Shrill: Notes From A Loud Woman by Lindy West

I honestly don’t know how exactly I came to know of Lindy West as a writer but for too long, she was someone I had heard about but never knew more than a few good things. Eventually, I found myself staring at her book Shrill: Notes From A Loud Woman in the local bookstore and I just knew that I had to get it. That decision, like many of the book decisions I’ve made in that same store, was one I’m so glad I made.

This memoir is a collection of essays and notes from a loud and hilarious woman. West writes in such a relatable way about embarrassing, personal, and vulnerable moments, and all the times she’s battled trolls for simply being an outspoken feminist. West flits from important topics to jokes to emotional vulnerability and all back again with such relative ease that reading this book is like reading letters from your best friend.

Like much of her other writing and work, West finds that middle ground of being hilarious and deeply vulnerable and loving. She writes about her own experiences of getting her period or even getting an abortion while also weaving in larger societal norms and lessons about period stigma, fatphobia, and so much more. She also writes about publicly fighting with her then editor, Dan Savage about fatness in the United States, how over the years, people can change, and the time someone used her dead dad to troll her but eventually apologized (a feat unheard of with internet trolls).

Yes, you learn a lot about West in this book but she writes in such a way that you end up seeing the world a little differently at the end. She grapples with larger societal problems that have so deeply affected her own life and constantly walks that line between social commentary and personal exploration.

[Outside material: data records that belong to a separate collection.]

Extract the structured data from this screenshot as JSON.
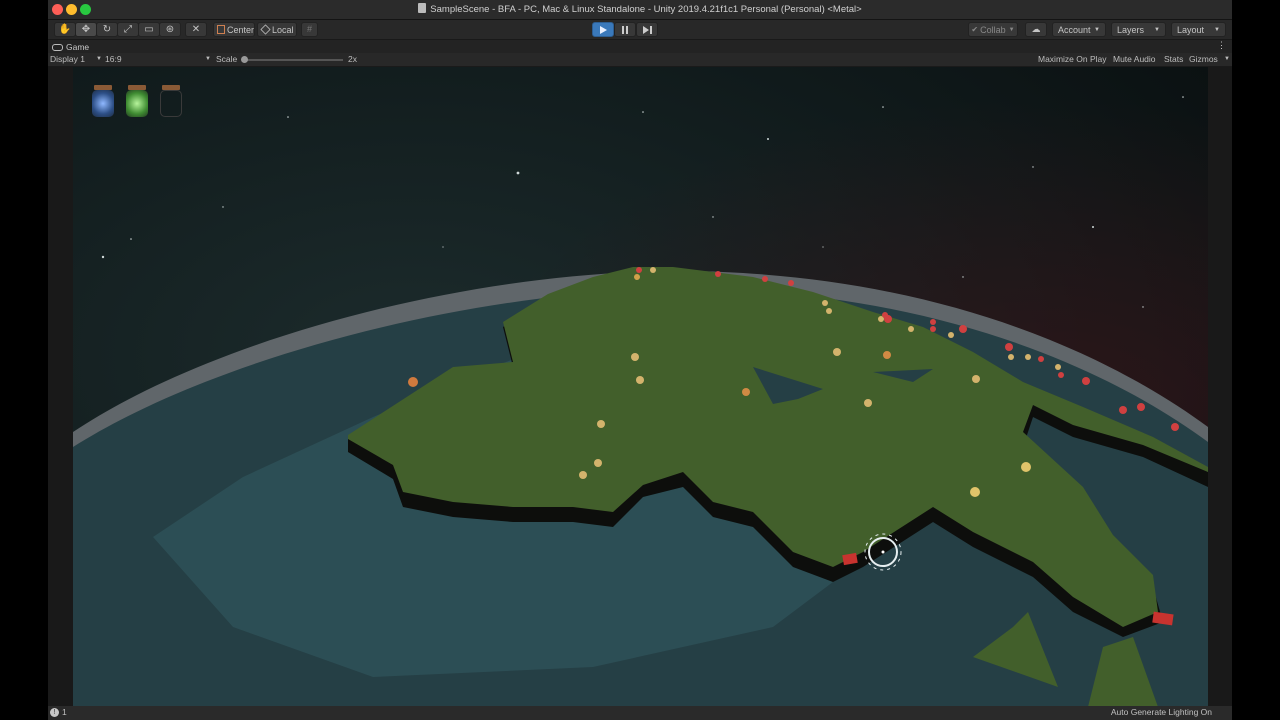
{
  "window": {
    "title": "SampleScene - BFA - PC, Mac & Linux Standalone - Unity 2019.4.21f1c1 Personal (Personal) <Metal>",
    "traffic_lights": {
      "close": "#fe5f57",
      "minimize": "#febc2e",
      "zoom": "#28c840"
    }
  },
  "toolbar": {
    "tools": [
      {
        "name": "hand-tool",
        "icon": "✋"
      },
      {
        "name": "move-tool",
        "icon": "✥"
      },
      {
        "name": "rotate-tool",
        "icon": "↻"
      },
      {
        "name": "scale-tool",
        "icon": "⤢"
      },
      {
        "name": "rect-tool",
        "icon": "▭"
      },
      {
        "name": "transform-tool",
        "icon": "⊛"
      },
      {
        "name": "custom-tool",
        "icon": "✕"
      }
    ],
    "pivot_label": "Center",
    "space_label": "Local",
    "collab_label": "Collab",
    "account_label": "Account",
    "layers_label": "Layers",
    "layout_label": "Layout",
    "play_accent": "#3a79bb"
  },
  "game_tab": {
    "label": "Game",
    "display_label": "Display 1",
    "aspect_label": "16:9",
    "scale_label": "Scale",
    "scale_value": "2x",
    "maximize_label": "Maximize On Play",
    "mute_label": "Mute Audio",
    "stats_label": "Stats",
    "gizmos_label": "Gizmos"
  },
  "hud": {
    "jars": [
      {
        "name": "blue-jar",
        "color": "#8fb8ff"
      },
      {
        "name": "green-jar",
        "color": "#7fe07a"
      },
      {
        "name": "empty-jar",
        "color": "#3a3a3a"
      }
    ]
  },
  "statusbar": {
    "count": "1",
    "lighting_label": "Auto Generate Lighting On"
  }
}
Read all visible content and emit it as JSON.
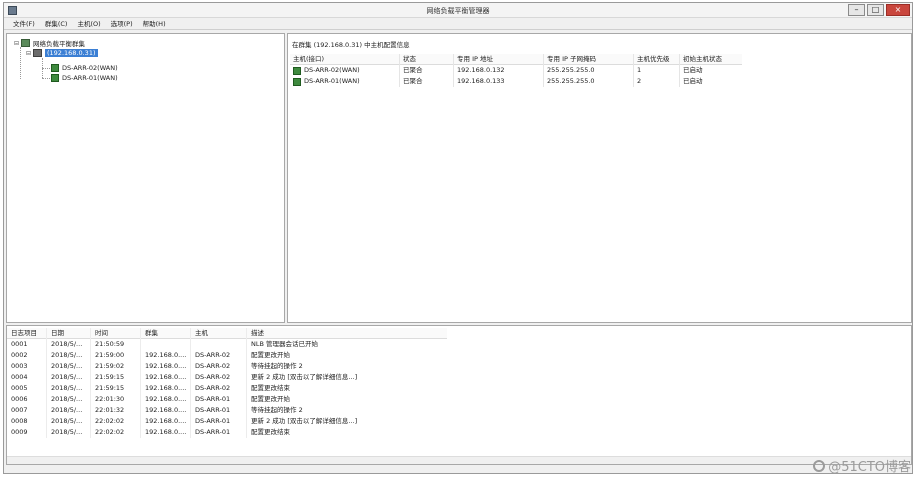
{
  "window": {
    "title": "网络负载平衡管理器",
    "controls": {
      "minimize": "–",
      "maximize": "□",
      "close": "×"
    }
  },
  "menu": [
    "文件(F)",
    "群集(C)",
    "主机(O)",
    "选项(P)",
    "帮助(H)"
  ],
  "tree": {
    "root_label": "网络负载平衡群集",
    "cluster_label": "(192.168.0.31)",
    "hosts": [
      "DS-ARR-02(WAN)",
      "DS-ARR-01(WAN)"
    ]
  },
  "detail": {
    "header": "在群集 (192.168.0.31) 中主机配置信息",
    "columns": [
      "主机(接口)",
      "状态",
      "专用 IP 地址",
      "专用 IP 子网掩码",
      "主机优先级",
      "初始主机状态"
    ],
    "rows": [
      [
        "DS-ARR-02(WAN)",
        "已聚合",
        "192.168.0.132",
        "255.255.255.0",
        "1",
        "已启动"
      ],
      [
        "DS-ARR-01(WAN)",
        "已聚合",
        "192.168.0.133",
        "255.255.255.0",
        "2",
        "已启动"
      ]
    ]
  },
  "log": {
    "columns": [
      "日志项目",
      "日期",
      "时间",
      "群集",
      "主机",
      "描述"
    ],
    "rows": [
      [
        "0001",
        "2018/5/...",
        "21:50:59",
        "",
        "",
        "NLB 管理器会话已开始"
      ],
      [
        "0002",
        "2018/5/...",
        "21:59:00",
        "192.168.0....",
        "DS-ARR-02",
        "配置更改开始"
      ],
      [
        "0003",
        "2018/5/...",
        "21:59:02",
        "192.168.0....",
        "DS-ARR-02",
        "等待挂起的操作 2"
      ],
      [
        "0004",
        "2018/5/...",
        "21:59:15",
        "192.168.0....",
        "DS-ARR-02",
        "更新 2 成功 [双击以了解详细信息...]"
      ],
      [
        "0005",
        "2018/5/...",
        "21:59:15",
        "192.168.0....",
        "DS-ARR-02",
        "配置更改结束"
      ],
      [
        "0006",
        "2018/5/...",
        "22:01:30",
        "192.168.0....",
        "DS-ARR-01",
        "配置更改开始"
      ],
      [
        "0007",
        "2018/5/...",
        "22:01:32",
        "192.168.0....",
        "DS-ARR-01",
        "等待挂起的操作 2"
      ],
      [
        "0008",
        "2018/5/...",
        "22:02:02",
        "192.168.0....",
        "DS-ARR-01",
        "更新 2 成功 [双击以了解详细信息...]"
      ],
      [
        "0009",
        "2018/5/...",
        "22:02:02",
        "192.168.0....",
        "DS-ARR-01",
        "配置更改结束"
      ]
    ]
  },
  "watermark": "@51CTO博客",
  "icons": {
    "app": "nlb-manager-icon",
    "root": "cluster-root-icon",
    "cluster": "cluster-icon",
    "host": "host-icon"
  }
}
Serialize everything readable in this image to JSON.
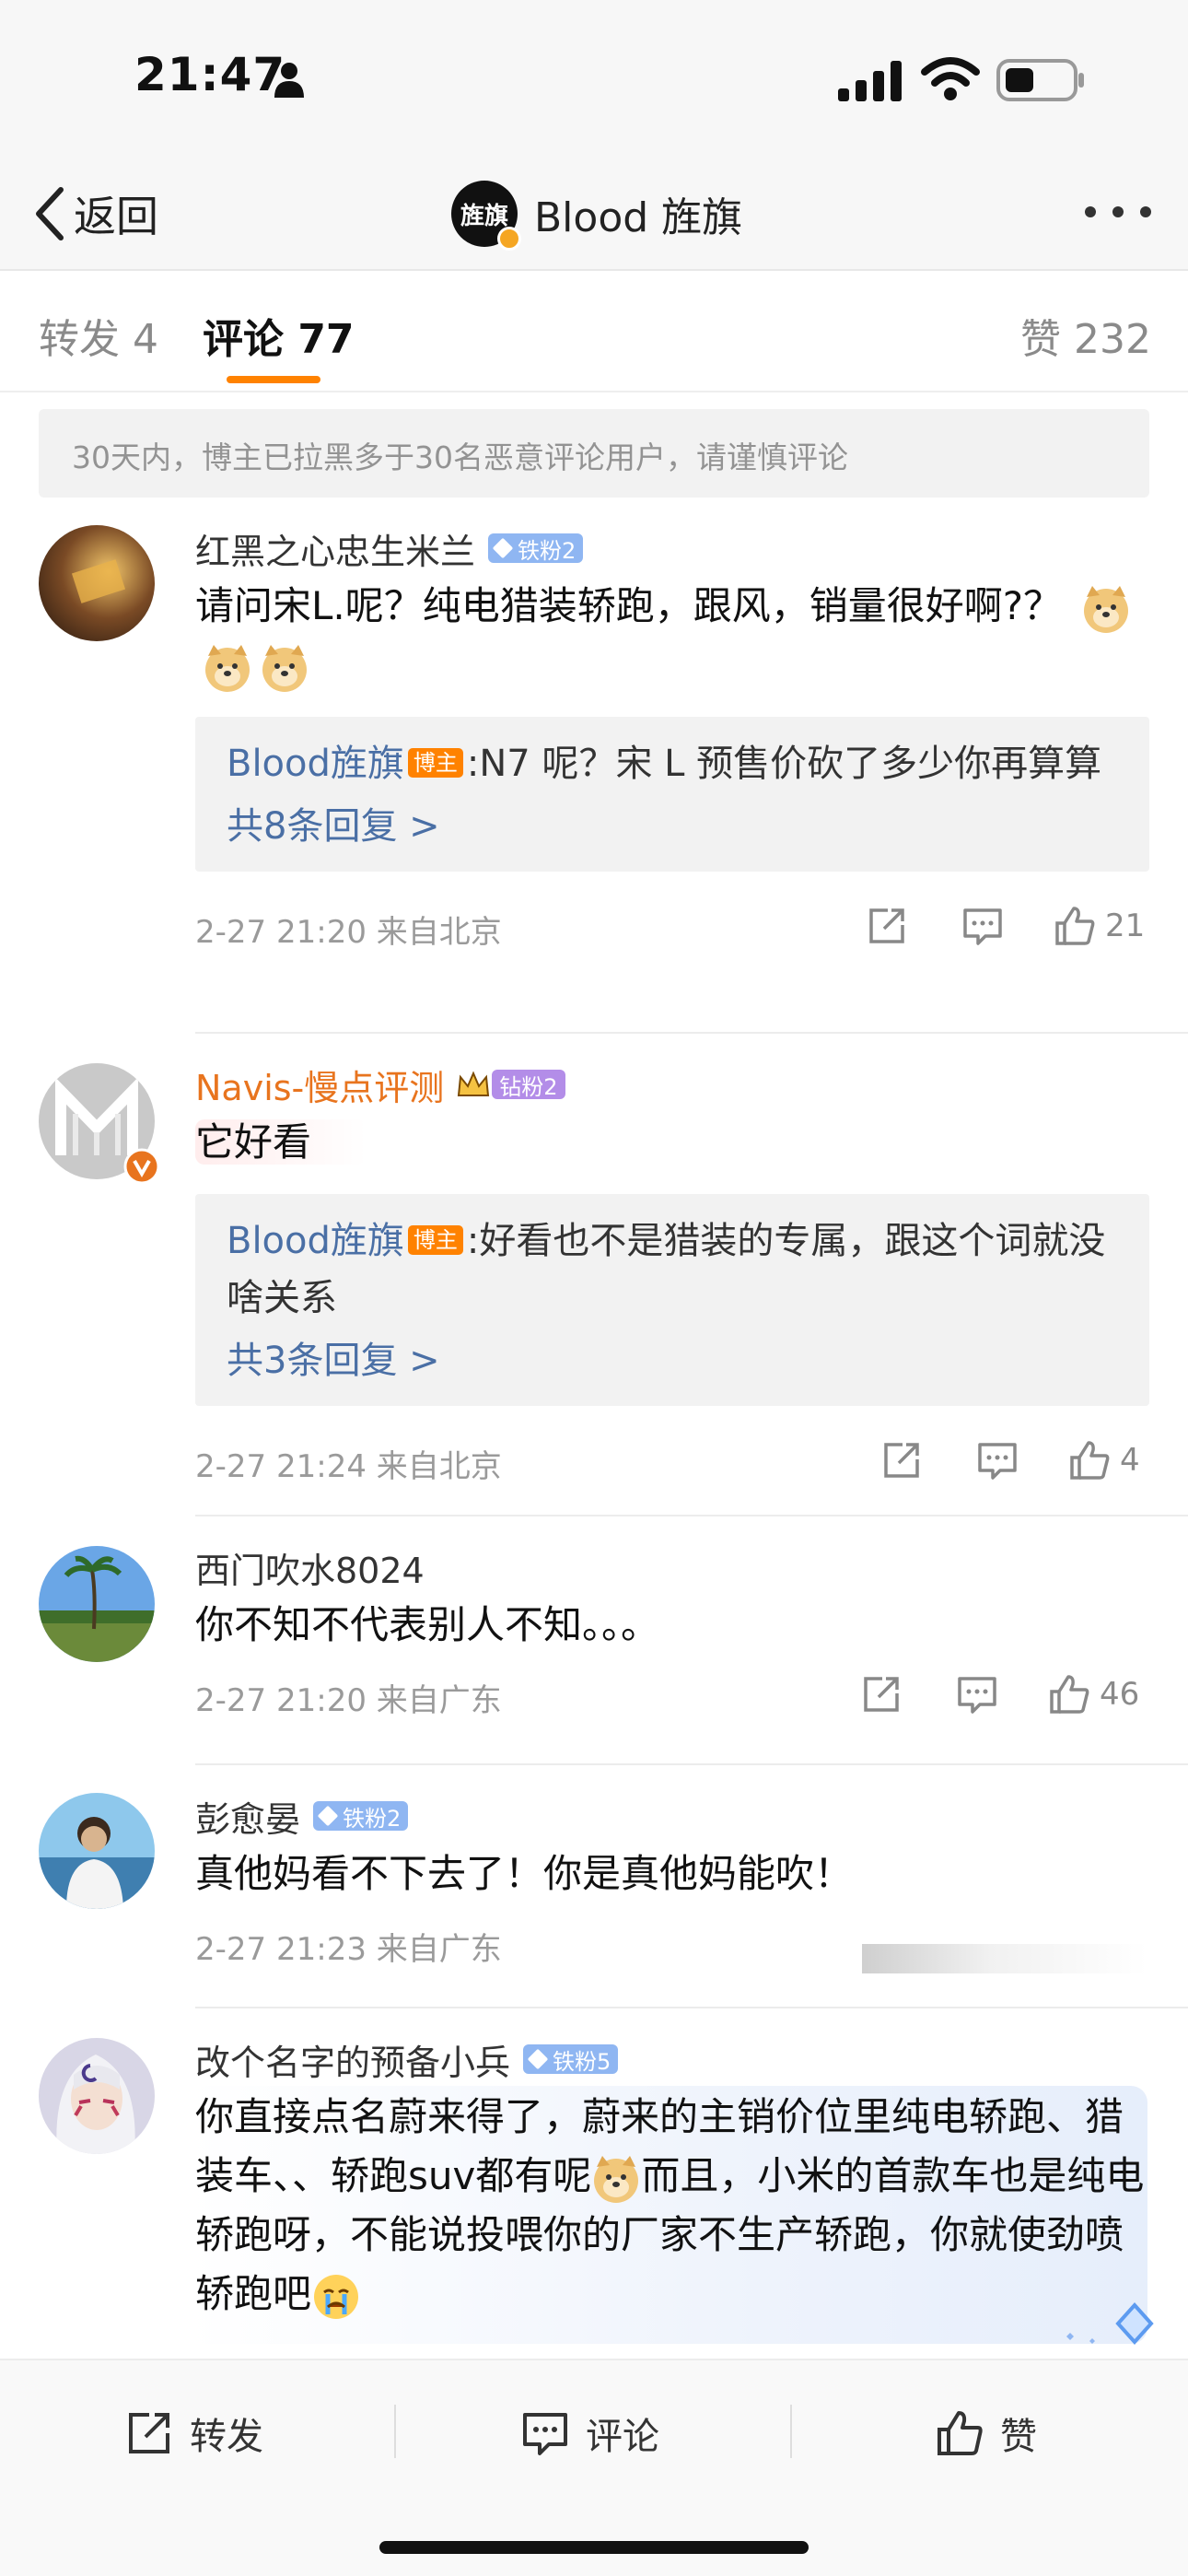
{
  "status_bar": {
    "time": "21:47"
  },
  "nav": {
    "back_label": "返回",
    "avatar_text": "旌旗",
    "title": "Blood 旌旗"
  },
  "tabs": [
    {
      "label": "转发 4"
    },
    {
      "label": "评论 77"
    },
    {
      "label": "赞 232"
    }
  ],
  "notice": "30天内，博主已拉黑多于30名恶意评论用户，请谨慎评论",
  "comments": [
    {
      "username": "红黑之心忠生米兰",
      "badge": "铁粉2",
      "text": "请问宋L.呢？纯电猎装轿跑，跟风，销量很好啊?？",
      "reply_author": "Blood旌旗",
      "owner_badge": "博主",
      "reply_text": ":N7 呢？宋 L 预售价砍了多少你再算算",
      "reply_more": "共8条回复 >",
      "time_loc": "2-27 21:20  来自北京",
      "likes": "21"
    },
    {
      "username": "Navis-慢点评测",
      "badge": "钻粉2",
      "text": "它好看",
      "reply_author": "Blood旌旗",
      "owner_badge": "博主",
      "reply_text": ":好看也不是猎装的专属，跟这个词就没啥关系",
      "reply_more": "共3条回复 >",
      "time_loc": "2-27 21:24  来自北京",
      "likes": "4"
    },
    {
      "username": "西门吹水8024",
      "text": "你不知不代表别人不知。。。",
      "time_loc": "2-27 21:20  来自广东",
      "likes": "46"
    },
    {
      "username": "彭愈晏",
      "badge": "铁粉2",
      "text": "真他妈看不下去了！你是真他妈能吹！",
      "time_loc": "2-27 21:23  来自广东"
    },
    {
      "username": "改个名字的预备小兵",
      "badge": "铁粉5",
      "text_a": "你直接点名蔚来得了，蔚来的主销价位里纯电轿跑、猎装车、、轿跑suv都有呢",
      "text_b": "而且，小米的首款车也是纯电轿跑呀，不能说投喂你的厂家不生产轿跑，你就使劲喷轿跑吧"
    }
  ],
  "bottom_bar": {
    "repost": "转发",
    "comment": "评论",
    "like": "赞"
  },
  "colors": {
    "accent": "#ff8200",
    "link": "#4a6fa5",
    "vip_name": "#e8741e",
    "iron_badge": "#8fb6f2",
    "diamond_badge": "#b38de8"
  }
}
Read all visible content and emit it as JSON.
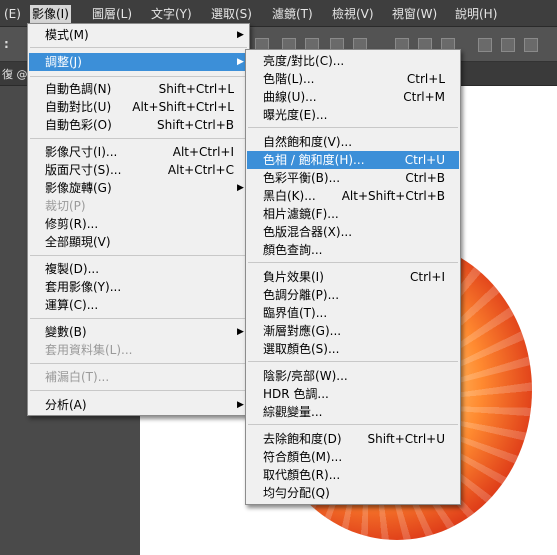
{
  "menubar": {
    "items": [
      "(E)",
      "影像(I)",
      "圖層(L)",
      "文字(Y)",
      "選取(S)",
      "濾鏡(T)",
      "檢視(V)",
      "視窗(W)",
      "說明(H)"
    ]
  },
  "optionsbar": {
    "label": ":"
  },
  "document": {
    "tab_label": "復 @"
  },
  "image_menu": {
    "items": [
      {
        "label": "模式(M)",
        "shortcut": "",
        "submenu": true
      },
      {
        "label": "調整(J)",
        "shortcut": "",
        "submenu": true
      },
      {
        "label": "自動色調(N)",
        "shortcut": "Shift+Ctrl+L"
      },
      {
        "label": "自動對比(U)",
        "shortcut": "Alt+Shift+Ctrl+L"
      },
      {
        "label": "自動色彩(O)",
        "shortcut": "Shift+Ctrl+B"
      },
      {
        "label": "影像尺寸(I)...",
        "shortcut": "Alt+Ctrl+I"
      },
      {
        "label": "版面尺寸(S)...",
        "shortcut": "Alt+Ctrl+C"
      },
      {
        "label": "影像旋轉(G)",
        "shortcut": "",
        "submenu": true
      },
      {
        "label": "裁切(P)",
        "shortcut": "",
        "disabled": true
      },
      {
        "label": "修剪(R)...",
        "shortcut": ""
      },
      {
        "label": "全部顯現(V)",
        "shortcut": ""
      },
      {
        "label": "複製(D)...",
        "shortcut": ""
      },
      {
        "label": "套用影像(Y)...",
        "shortcut": ""
      },
      {
        "label": "運算(C)...",
        "shortcut": ""
      },
      {
        "label": "變數(B)",
        "shortcut": "",
        "submenu": true
      },
      {
        "label": "套用資料集(L)...",
        "shortcut": "",
        "disabled": true
      },
      {
        "label": "補漏白(T)...",
        "shortcut": "",
        "disabled": true
      },
      {
        "label": "分析(A)",
        "shortcut": "",
        "submenu": true
      }
    ]
  },
  "adjust_menu": {
    "items": [
      {
        "label": "亮度/對比(C)...",
        "shortcut": ""
      },
      {
        "label": "色階(L)...",
        "shortcut": "Ctrl+L"
      },
      {
        "label": "曲線(U)...",
        "shortcut": "Ctrl+M"
      },
      {
        "label": "曝光度(E)...",
        "shortcut": ""
      },
      {
        "label": "自然飽和度(V)...",
        "shortcut": ""
      },
      {
        "label": "色相 / 飽和度(H)...",
        "shortcut": "Ctrl+U"
      },
      {
        "label": "色彩平衡(B)...",
        "shortcut": "Ctrl+B"
      },
      {
        "label": "黑白(K)...",
        "shortcut": "Alt+Shift+Ctrl+B"
      },
      {
        "label": "相片濾鏡(F)...",
        "shortcut": ""
      },
      {
        "label": "色版混合器(X)...",
        "shortcut": ""
      },
      {
        "label": "顏色查詢...",
        "shortcut": ""
      },
      {
        "label": "負片效果(I)",
        "shortcut": "Ctrl+I"
      },
      {
        "label": "色調分離(P)...",
        "shortcut": ""
      },
      {
        "label": "臨界值(T)...",
        "shortcut": ""
      },
      {
        "label": "漸層對應(G)...",
        "shortcut": ""
      },
      {
        "label": "選取顏色(S)...",
        "shortcut": ""
      },
      {
        "label": "陰影/亮部(W)...",
        "shortcut": ""
      },
      {
        "label": "HDR 色調...",
        "shortcut": ""
      },
      {
        "label": "綜觀變量...",
        "shortcut": ""
      },
      {
        "label": "去除飽和度(D)",
        "shortcut": "Shift+Ctrl+U"
      },
      {
        "label": "符合顏色(M)...",
        "shortcut": ""
      },
      {
        "label": "取代顏色(R)...",
        "shortcut": ""
      },
      {
        "label": "均勻分配(Q)",
        "shortcut": ""
      }
    ]
  },
  "colors": {
    "highlight": "#3c8fd8",
    "menu_bg": "#f0f0f0",
    "menubar_bg": "#3e3e3e"
  }
}
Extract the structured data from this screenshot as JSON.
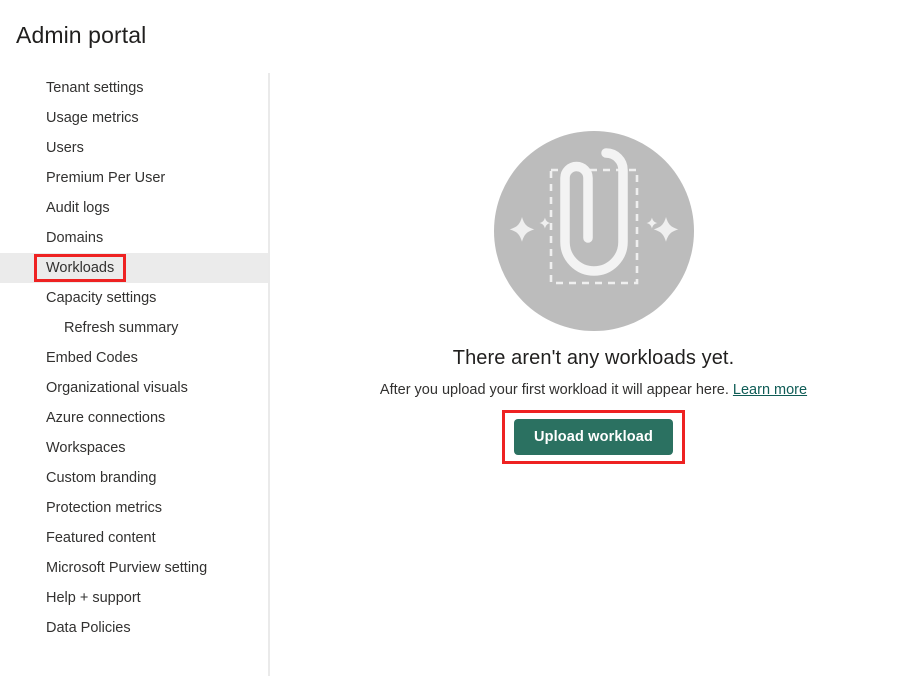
{
  "page": {
    "title": "Admin portal"
  },
  "colors": {
    "accent_button": "#2b7161",
    "annotation": "#ee2222",
    "selected_row": "#ebebeb",
    "illustration_circle": "#bcbcbc",
    "link": "#0f5c56"
  },
  "sidebar": {
    "items": [
      {
        "label": "Tenant settings",
        "sub": false,
        "selected": false,
        "annotated": false
      },
      {
        "label": "Usage metrics",
        "sub": false,
        "selected": false,
        "annotated": false
      },
      {
        "label": "Users",
        "sub": false,
        "selected": false,
        "annotated": false
      },
      {
        "label": "Premium Per User",
        "sub": false,
        "selected": false,
        "annotated": false
      },
      {
        "label": "Audit logs",
        "sub": false,
        "selected": false,
        "annotated": false
      },
      {
        "label": "Domains",
        "sub": false,
        "selected": false,
        "annotated": false
      },
      {
        "label": "Workloads",
        "sub": false,
        "selected": true,
        "annotated": true
      },
      {
        "label": "Capacity settings",
        "sub": false,
        "selected": false,
        "annotated": false
      },
      {
        "label": "Refresh summary",
        "sub": true,
        "selected": false,
        "annotated": false
      },
      {
        "label": "Embed Codes",
        "sub": false,
        "selected": false,
        "annotated": false
      },
      {
        "label": "Organizational visuals",
        "sub": false,
        "selected": false,
        "annotated": false
      },
      {
        "label": "Azure connections",
        "sub": false,
        "selected": false,
        "annotated": false
      },
      {
        "label": "Workspaces",
        "sub": false,
        "selected": false,
        "annotated": false
      },
      {
        "label": "Custom branding",
        "sub": false,
        "selected": false,
        "annotated": false
      },
      {
        "label": "Protection metrics",
        "sub": false,
        "selected": false,
        "annotated": false
      },
      {
        "label": "Featured content",
        "sub": false,
        "selected": false,
        "annotated": false
      },
      {
        "label": "Microsoft Purview setting",
        "sub": false,
        "selected": false,
        "annotated": false
      },
      {
        "label": "Help + support",
        "sub": false,
        "selected": false,
        "annotated": false
      },
      {
        "label": "Data Policies",
        "sub": false,
        "selected": false,
        "annotated": false
      }
    ]
  },
  "main": {
    "empty_state": {
      "illustration_icon": "paperclip-upload-illustration",
      "heading": "There aren't any workloads yet.",
      "description": "After you upload your first workload it will appear here.",
      "learn_more_label": "Learn more",
      "upload_button_label": "Upload workload"
    }
  }
}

Lindy West is a loud, hilarious, fat feminist with a whole lot of stuff to say. And this book is an amazingly vulnerable but funny way to learn about her own experiences. It’s one that I wish I had years and years ago while trying to figure out who I was as a shy, fat person prone to crying over the littlest thing.

This book would be a great gift for all those who are comedy nerds and/orfeminists and those who are just finding feminism but also like laughing and crying. West may have a reputation for some as an ‘unfunny bitch dead set on ruining comedy’ but once you read this memoir, you can see both how funny she is and just how much she knows, understands, and loves comedy.

You’ll laugh, cry, and learn more about the world while reading Shrill: Notes From A Loud Woman. It’s a great book for any feminist, comedy nerd, or anyone in between. You can find this book in many bookstores, including Skylight Books in Los Angeles, CA.